Questo piccolo dipinto, circolare, che raffigura semplicemente un albero, va visto quale opera autonoma, e come tale apprezzato, senza ridurlo a mero bozzetto del successivo Idillio Primaverile, anche se tecnicamente e storicamente può essere così considerato. Opera autonoma però perché nell’Albero di Giuseppe Pellizza da Volpedo abbiamo tutta una concezione della pittura, tutti i valori del Divisionismo, tutta la sua profondità di grande artista.

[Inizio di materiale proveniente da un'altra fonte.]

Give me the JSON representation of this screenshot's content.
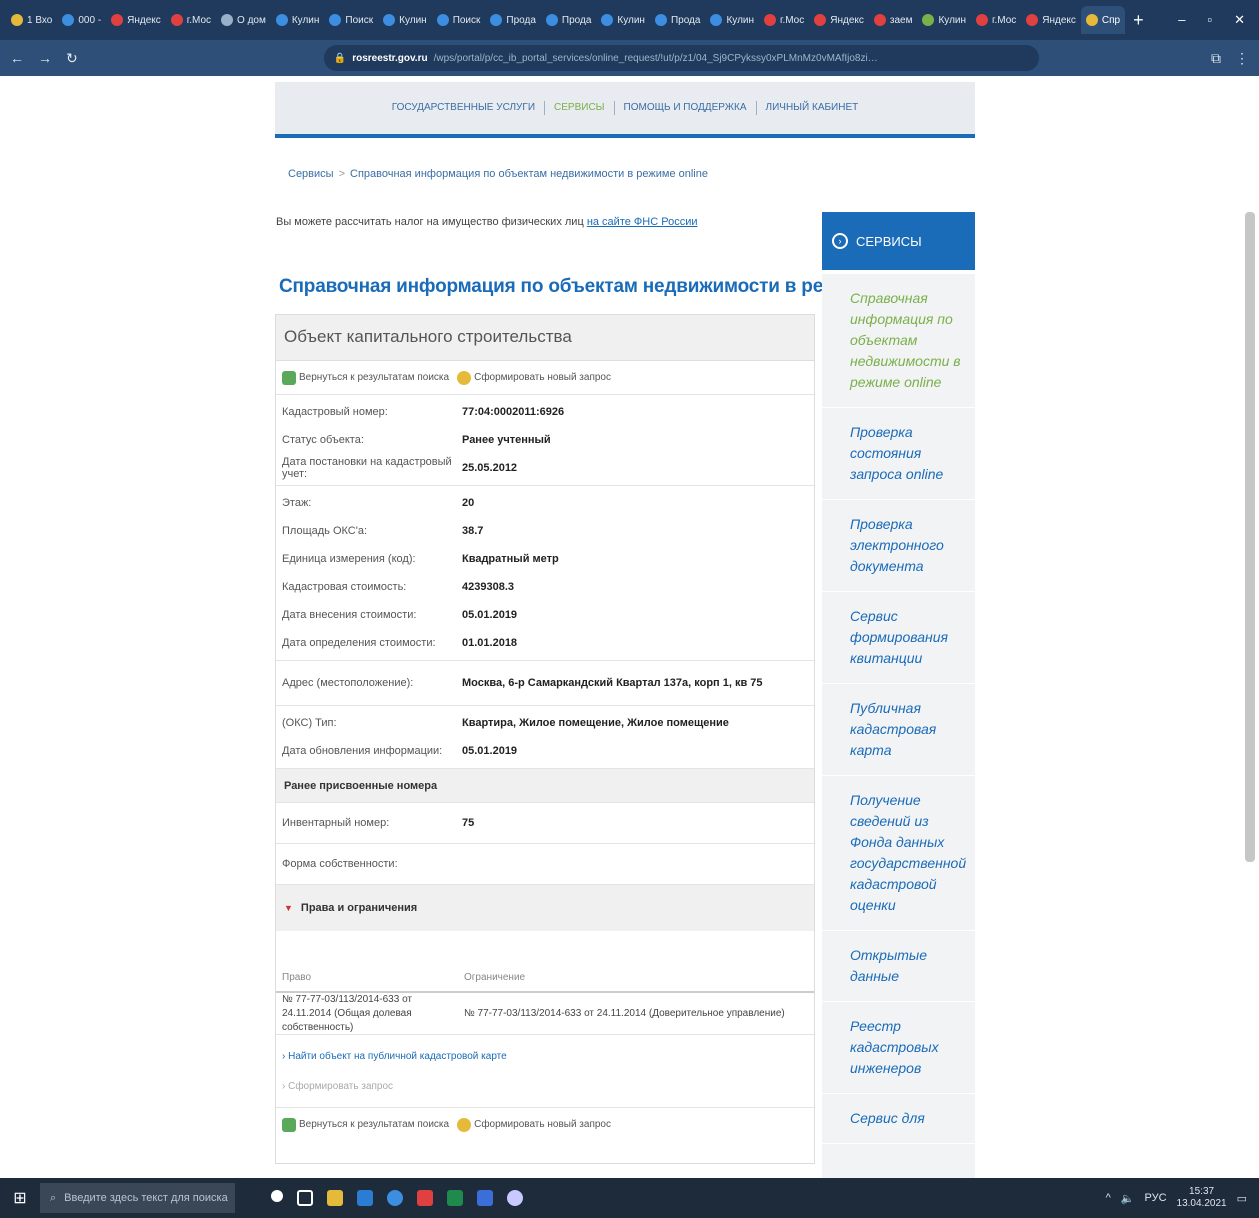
{
  "browser": {
    "tabs": [
      {
        "label": "1 Вхо",
        "color": "#e5b93a"
      },
      {
        "label": "000 -",
        "color": "#3b8ee0"
      },
      {
        "label": "Яндекс",
        "color": "#e04040"
      },
      {
        "label": "г.Мос",
        "color": "#e04040"
      },
      {
        "label": "О дом",
        "color": "#9ab0c8"
      },
      {
        "label": "Кулин",
        "color": "#3b8ee0"
      },
      {
        "label": "Поиск",
        "color": "#3b8ee0"
      },
      {
        "label": "Кулин",
        "color": "#3b8ee0"
      },
      {
        "label": "Поиск",
        "color": "#3b8ee0"
      },
      {
        "label": "Прода",
        "color": "#3b8ee0"
      },
      {
        "label": "Прода",
        "color": "#3b8ee0"
      },
      {
        "label": "Кулин",
        "color": "#3b8ee0"
      },
      {
        "label": "Прода",
        "color": "#3b8ee0"
      },
      {
        "label": "Кулин",
        "color": "#3b8ee0"
      },
      {
        "label": "г.Мос",
        "color": "#e04040"
      },
      {
        "label": "Яндекс",
        "color": "#e04040"
      },
      {
        "label": "заем",
        "color": "#e04040"
      },
      {
        "label": "Кулин",
        "color": "#7ab04a"
      },
      {
        "label": "г.Мос",
        "color": "#e04040"
      },
      {
        "label": "Яндекс",
        "color": "#e04040"
      },
      {
        "label": "Спр",
        "color": "#e5b93a",
        "active": true
      }
    ],
    "new_tab": "+",
    "address_host": "rosreestr.gov.ru",
    "address_path": "/wps/portal/p/cc_ib_portal_services/online_request/!ut/p/z1/04_Sj9CPykssy0xPLMnMz0vMAfIjo8zi…"
  },
  "topnav": {
    "items": [
      "ГОСУДАРСТВЕННЫЕ УСЛУГИ",
      "СЕРВИСЫ",
      "ПОМОЩЬ И ПОДДЕРЖКА",
      "ЛИЧНЫЙ КАБИНЕТ"
    ],
    "current_index": 1
  },
  "breadcrumb": {
    "root": "Сервисы",
    "separator": ">",
    "current": "Справочная информация по объектам недвижимости в режиме online"
  },
  "tax_note": {
    "text": "Вы можете рассчитать налог на имущество физических лиц",
    "link": "на сайте ФНС России"
  },
  "page_title": "Справочная информация по объектам недвижимости в режиме online",
  "card": {
    "title": "Объект капитального строительства",
    "back_label": "Вернуться к результатам поиска",
    "new_request_label": "Сформировать новый запрос",
    "groups": [
      [
        {
          "k": "Кадастровый номер:",
          "v": "77:04:0002011:6926"
        },
        {
          "k": "Статус объекта:",
          "v": "Ранее учтенный"
        },
        {
          "k": "Дата постановки на кадастровый учет:",
          "v": "25.05.2012"
        }
      ],
      [
        {
          "k": "Этаж:",
          "v": "20"
        },
        {
          "k": "Площадь ОКС'a:",
          "v": "38.7"
        },
        {
          "k": "Единица измерения (код):",
          "v": "Квадратный метр"
        },
        {
          "k": "Кадастровая стоимость:",
          "v": "4239308.3"
        },
        {
          "k": "Дата внесения стоимости:",
          "v": "05.01.2019"
        },
        {
          "k": "Дата определения стоимости:",
          "v": "01.01.2018"
        }
      ],
      [
        {
          "k": "Адрес (местоположение):",
          "v": "Москва, 6-р Самаркандский Квартал 137а, корп 1, кв 75"
        }
      ],
      [
        {
          "k": "(ОКС) Тип:",
          "v": "Квартира, Жилое помещение, Жилое помещение"
        },
        {
          "k": "Дата обновления информации:",
          "v": "05.01.2019"
        }
      ]
    ],
    "prev_numbers_head": "Ранее присвоенные номера",
    "inventory": {
      "k": "Инвентарный номер:",
      "v": "75"
    },
    "ownership": {
      "k": "Форма собственности:",
      "v": ""
    },
    "rights_head": "Права и ограничения",
    "rights_cols": [
      "Право",
      "Ограничение"
    ],
    "rights_row": {
      "right": "№ 77-77-03/113/2014-633  от 24.11.2014 (Общая долевая собственность)",
      "restriction": "№ 77-77-03/113/2014-633  от 24.11.2014  (Доверительное управление)"
    },
    "link_map": "› Найти объект на публичной кадастровой карте",
    "link_request": "› Сформировать запрос"
  },
  "services": {
    "heading": "СЕРВИСЫ",
    "items": [
      "Справочная информация по объектам недвижимости в режиме online",
      "Проверка состояния запроса online",
      "Проверка электронного документа",
      "Сервис формирования квитанции",
      "Публичная кадастровая карта",
      "Получение сведений из Фонда данных государственной кадастровой оценки",
      "Открытые данные",
      "Реестр кадастровых инженеров",
      "Сервис для"
    ],
    "current_index": 0
  },
  "taskbar": {
    "search_placeholder": "Введите здесь текст для поиска",
    "lang": "РУС",
    "time": "15:37",
    "date": "13.04.2021"
  },
  "colors": {
    "brand_blue": "#1a6bb8",
    "active_green": "#7ab04a"
  }
}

In pochi centimetri di pittura abbiamo già una visione pittorica immensa, universale, mozzafiato. Il ritmo è scandito da tre alberi scuri, spogli, colti controluce, tra i quali quello di mezzo domina la scena, la scandisce. Sono tutti e tre non a caso inclinati, obliqui. I tre alberi sono come linee ottiche del cono visivo, oculare, che si incontrano fuori e prima del dipinto. Gli appennini sembrano più alti, come se la visuale si ponesse rasoterra. La scena è tagliata dallo stacco tra il prato e il fondo scuro collinare. L’albero centrale vibra, sembra inquieto, lungo di esso corrono correnti energetiche. L’ombra dei rami contorti sembra riflettersi su un prato acqueo, marino, che perde la sua materialità per farsi campo di luce, di possibilità aperte. Come il campanile della Chiesa perde materialità nell’aria. Volpedo vista in una lente vitrea spessa? Il dipinto influenzato dagli studi di ottica tipici del Divisionismo?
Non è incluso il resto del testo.